Für die junge Polizistin Toni (Sarah Bauerett) ist der undurchsichtige Cuma Ozan (Mehmet Kurtulus) der Hauptverdächtige in ihrem ersten Mordfall. In Mordach, da wo der Hirsch röhrt und sich die Füchse gute Nacht sagen, fällt höchstens mal ein Tourist in eine Schlucht. Jetzt ist Laura Brunner (Lea Louisa Wolfram), die Tochter des einflussreichsten Unternehmers im Ort (Dominique Horwitz), noch dazu eine gute Bekannte von Toni, erschossen worden. Brutal aus nächster Nähe, also offensichtlich keine Tat im Affekt. Ozan, der angeblich zum Wandern in den Bergen war, hat das Opfer gekannt, flüchtig und doch hatten die beiden mehrfach Sex miteinander. Ausgerechnet der Hauptverdächtige übernimmt nun gemeinsam mit der Dorfpolizistin diesen Mordfall. Das BKA macht’s möglich. Denn Ozan sei der beste Mann von Helene Brecht (Gesine Cukrowski), die in Frankfurt das organisierte Verbrechen bekämpft. Um ihn aus der Schusslinie zu nehmen, wagt sie diesen Vorstoß, der auch ihr den Kopf retten soll. Denn irgendwas ist schiefgelaufen bei Ozans letztem, hochbrisantem Undercover-Einsatz, bei dem er in einen libanesischen Clan eingeschleust wurde. Es gab einen Toten. Und warum hat der Verdeckte Ermittler bei seinem eigenmächtigen Trip in die Berge, bei dem dieser den Kopf freibekommen wollte, seine Dienstwaffe dabei?
Foto: Degeto / Roland Suso Richter
Ein hartgesottener Profi und eine unerfahrene Dorfpolizistin sind die Protagonisten in dem ARD-Zweiteiler „Mordach – Tod in den Bergen“. Ein Gegensatz-Doppel, wie es Drehbuchautoren hierzulande mögen.

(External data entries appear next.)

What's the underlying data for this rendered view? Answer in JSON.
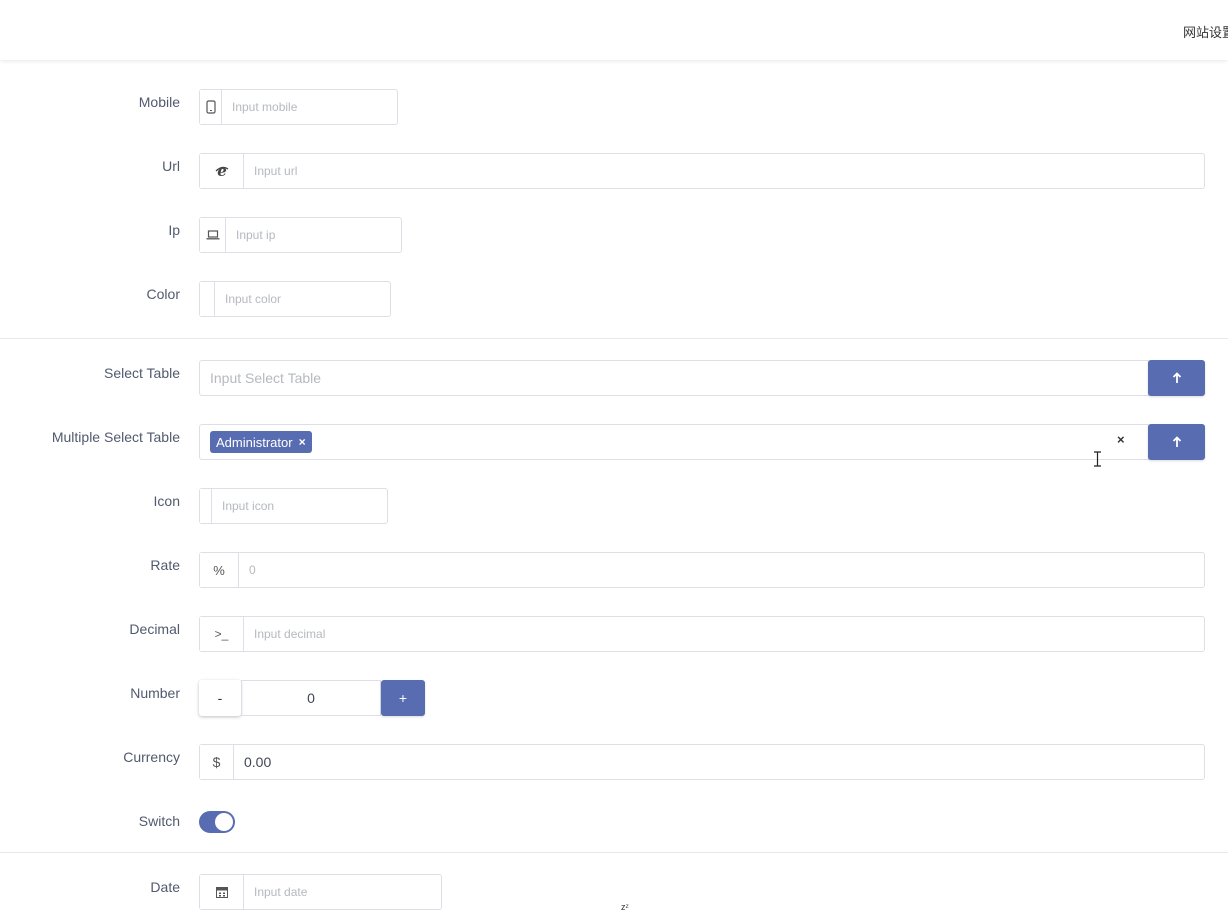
{
  "header": {
    "menu_text": "网站设置"
  },
  "form": {
    "mobile": {
      "label": "Mobile",
      "placeholder": "Input mobile",
      "icon": "mobile-icon"
    },
    "url": {
      "label": "Url",
      "placeholder": "Input url",
      "icon": "internet-explorer-icon"
    },
    "ip": {
      "label": "Ip",
      "placeholder": "Input ip",
      "icon": "laptop-icon"
    },
    "color": {
      "label": "Color",
      "placeholder": "Input color"
    },
    "select_table": {
      "label": "Select Table",
      "placeholder": "Input Select Table",
      "button_icon": "arrow-up-icon"
    },
    "multiple_select_table": {
      "label": "Multiple Select Table",
      "tags": [
        "Administrator"
      ],
      "tag_remove": "×",
      "clear": "×",
      "button_icon": "arrow-up-icon"
    },
    "icon": {
      "label": "Icon",
      "placeholder": "Input icon"
    },
    "rate": {
      "label": "Rate",
      "addon": "%",
      "placeholder": "0"
    },
    "decimal": {
      "label": "Decimal",
      "addon": ">_",
      "placeholder": "Input decimal"
    },
    "number": {
      "label": "Number",
      "minus": "-",
      "value": "0",
      "plus": "+"
    },
    "currency": {
      "label": "Currency",
      "addon": "$",
      "value": "0.00"
    },
    "switch": {
      "label": "Switch",
      "on": true
    },
    "date": {
      "label": "Date",
      "placeholder": "Input date",
      "icon": "calendar-icon"
    }
  },
  "colors": {
    "primary": "#586cb1",
    "border": "#dcdfe6",
    "label": "#515a6e"
  },
  "misc": {
    "sleep_indicator": "zᶻ"
  }
}
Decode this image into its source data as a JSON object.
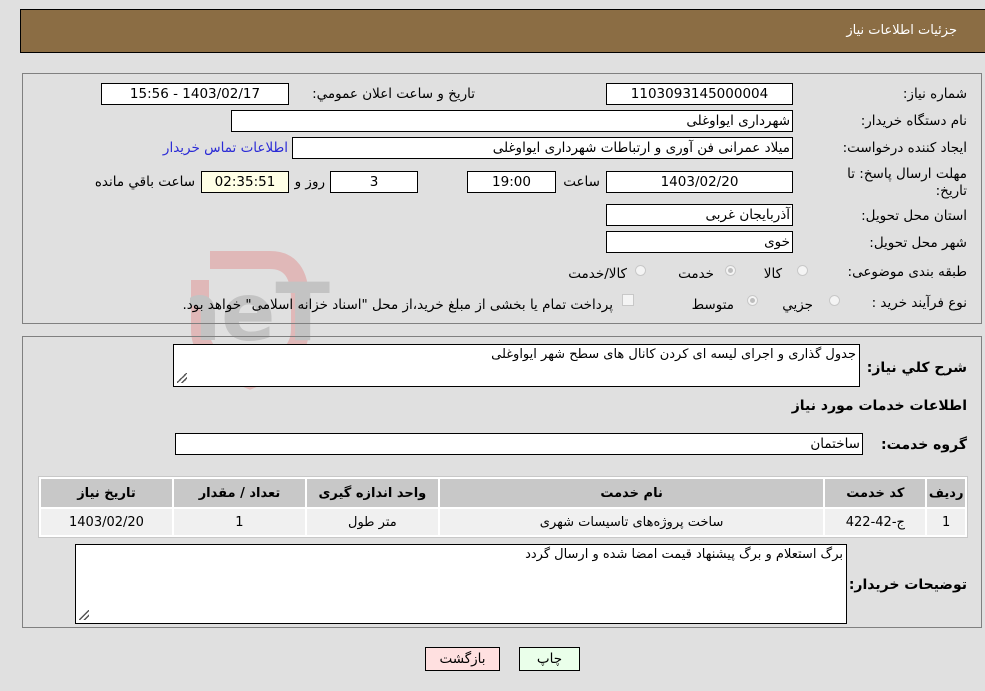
{
  "header": {
    "title": "جزئیات اطلاعات نیاز"
  },
  "form": {
    "need_number": {
      "label": "شماره نیاز:",
      "value": "1103093145000004"
    },
    "announce_datetime": {
      "label": "تاريخ و ساعت اعلان عمومي:",
      "value": "1403/02/17 - 15:56"
    },
    "buyer_org": {
      "label": "نام دستگاه خريدار:",
      "value": "شهرداری ایواوغلی"
    },
    "requester": {
      "label": "ايجاد کننده درخواست:",
      "value": "میلاد عمرانی فن آوری و ارتباطات شهرداری ایواوغلی"
    },
    "buyer_contact_link": "اطلاعات تماس خريدار",
    "deadline": {
      "label": "مهلت ارسال پاسخ: تا تاريخ:",
      "date": "1403/02/20",
      "time_label": "ساعت",
      "time": "19:00",
      "days": "3",
      "days_label": "روز و",
      "remaining": "02:35:51",
      "remaining_label": "ساعت باقي مانده"
    },
    "province": {
      "label": "استان محل تحويل:",
      "value": "آذربایجان غربی"
    },
    "city": {
      "label": "شهر محل تحويل:",
      "value": "خوی"
    },
    "category": {
      "label": "طبقه بندی موضوعی:",
      "options": [
        {
          "label": "کالا",
          "checked": false
        },
        {
          "label": "خدمت",
          "checked": true
        },
        {
          "label": "کالا/خدمت",
          "checked": false
        }
      ]
    },
    "purchase_type": {
      "label": "نوع فرآيند خريد :",
      "options": [
        {
          "label": "جزيي",
          "checked": false
        },
        {
          "label": "متوسط",
          "checked": true
        }
      ],
      "treasury_checkbox_label": "پرداخت تمام يا بخشی از مبلغ خريد،از محل \"اسناد خزانه اسلامی\" خواهد بود.",
      "treasury_checked": false
    }
  },
  "details": {
    "description_label": "شرح کلي نياز:",
    "description": "جدول گذاری و اجرای لیسه ای کردن کانال های سطح شهر ایواوغلی",
    "services_heading": "اطلاعات خدمات مورد نياز",
    "service_group_label": "گروه خدمت:",
    "service_group": "ساختمان",
    "table": {
      "headers": [
        "رديف",
        "کد خدمت",
        "نام خدمت",
        "واحد اندازه گيری",
        "تعداد / مقدار",
        "تاريخ نياز"
      ],
      "rows": [
        [
          "1",
          "ج-42-422",
          "ساخت پروژه‌های تاسیسات شهری",
          "متر طول",
          "1",
          "1403/02/20"
        ]
      ]
    },
    "buyer_notes_label": "توضيحات خريدار:",
    "buyer_notes": "برگ استعلام و برگ پیشنهاد قیمت امضا شده و ارسال گردد"
  },
  "buttons": {
    "print": "چاپ",
    "back": "بازگشت"
  },
  "colors": {
    "header_bg": "#8b6d44",
    "print_bg": "#eaffea",
    "back_bg": "#ffe0e0",
    "link": "#2b2bd6"
  }
}
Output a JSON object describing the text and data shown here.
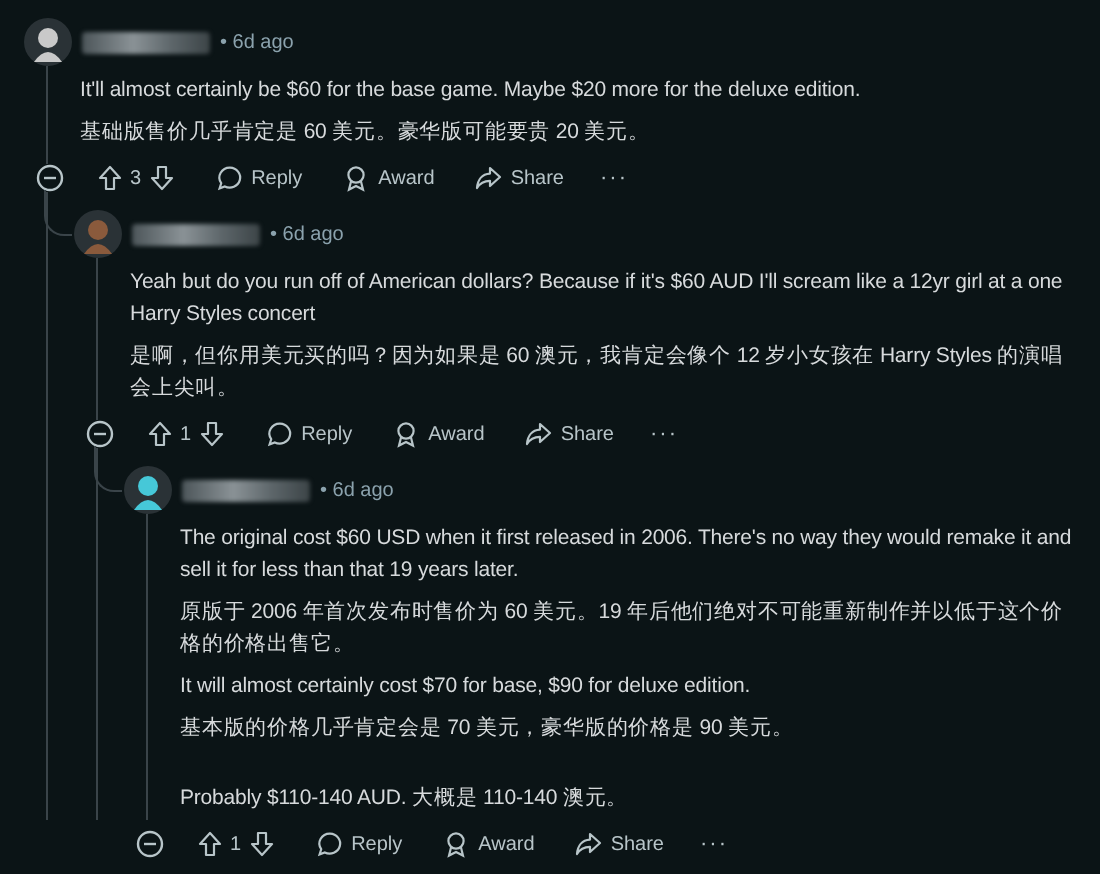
{
  "comments": [
    {
      "avatar": {
        "color": "#c9c9c9"
      },
      "time": "• 6d ago",
      "paragraphs": [
        {
          "text": "It'll almost certainly be $60 for the base game. Maybe $20 more for the deluxe edition.",
          "spaced": false
        },
        {
          "text": "基础版售价几乎肯定是 60 美元。豪华版可能要贵 20 美元。",
          "spaced": false
        }
      ],
      "votes": "3",
      "actions": [
        "Reply",
        "Award",
        "Share"
      ],
      "more": "···",
      "children": [
        {
          "avatar": {
            "color": "#8a5a3c"
          },
          "time": "• 6d ago",
          "paragraphs": [
            {
              "text": "Yeah but do you run off of American dollars? Because if it's $60 AUD I'll scream like a 12yr girl at a one Harry Styles concert",
              "spaced": false
            },
            {
              "text": "是啊，但你用美元买的吗？因为如果是 60 澳元，我肯定会像个 12 岁小女孩在 Harry Styles 的演唱会上尖叫。",
              "spaced": false
            }
          ],
          "votes": "1",
          "actions": [
            "Reply",
            "Award",
            "Share"
          ],
          "more": "···",
          "children": [
            {
              "avatar": {
                "color": "#46c8d8"
              },
              "time": "• 6d ago",
              "paragraphs": [
                {
                  "text": "The original cost $60 USD when it first released in 2006. There's no way they would remake it and sell it for less than that 19 years later.",
                  "spaced": false
                },
                {
                  "text": "原版于 2006 年首次发布时售价为 60 美元。19 年后他们绝对不可能重新制作并以低于这个价格的价格出售它。",
                  "spaced": false
                },
                {
                  "text": "It will almost certainly cost $70 for base, $90 for deluxe edition.",
                  "spaced": false
                },
                {
                  "text": "基本版的价格几乎肯定会是 70 美元，豪华版的价格是 90 美元。",
                  "spaced": false
                },
                {
                  "text": "Probably $110-140 AUD.  大概是 110-140 澳元。",
                  "spaced": true
                }
              ],
              "votes": "1",
              "actions": [
                "Reply",
                "Award",
                "Share"
              ],
              "more": "···"
            }
          ]
        }
      ]
    }
  ]
}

Thomas Berger hat in den erfolgreichen ZDF-Nordholm-Zweiteilern mit Heino Ferch und Barbara Auer (in „Die Frau im Meer“ stieg sie aus) als Regisseur und einige Male auch als Autor dieses dramaturgische Muster erfolgreich erprobt. Für die Degeto-Produktion mit Mehmet Kurtulus und Sarah Bauerett schrieb er nur das Drehbuch. Verfilmt wurde es von Roland Suso Richter, dem einstigen Regisseur für Prestigeprojekte wie „Der Tunnel“, „Dresden“, „Mogadishu“ oder „Die Spiegel-Affäre“, der zuletzt vor allem aus dem „Zürich-Krimi“ eine auch filmisch sehr ansehnliche Krimi-Reihe mitentwickelt hat. Dieses Gespür für Bilder und starke Typen, kombiniert mit dem physisch markanten Spiel charismatischer Schauspieler, ist denn auch die besondere Stärke von „Mordach“ und unterscheidet diese UFA-Produktion von anderen handelsüblichen Hochglanz-Zweiteilern, die oft mit zu vielen Figuren die drei Stunden zu füllen versuchen und damit allenfalls künstlich Unruhe stiften. Anders als zuletzt in „Die Frau am Meer“ setzt Berger hier auf ein überschaubares und doch nicht zu überschaubares Personal. Der B-Plot um die dramatische Vorgeschichte des Helden, die in kurzen Rückblenden immer mal wieder wirkungsvoll aufpoppt, zwischendurch von der BKA-Dienstaufsicht befeuert und auf der Zielgeraden im Dialog geklärt wird, ist vor allem dazu da, den A-Plot, die Mordermittlungen, zu verdichten und die Narration komplexer und für den Zuschauer abwechslungsreicher zu gestalten. Das ist der bessere Weg, die drei Stunden zu füllen, als die üblichen stereotypen Nebenplots aufzufahren, sprich: banale Dorf- und Familiengeheimnisse aufzudecken.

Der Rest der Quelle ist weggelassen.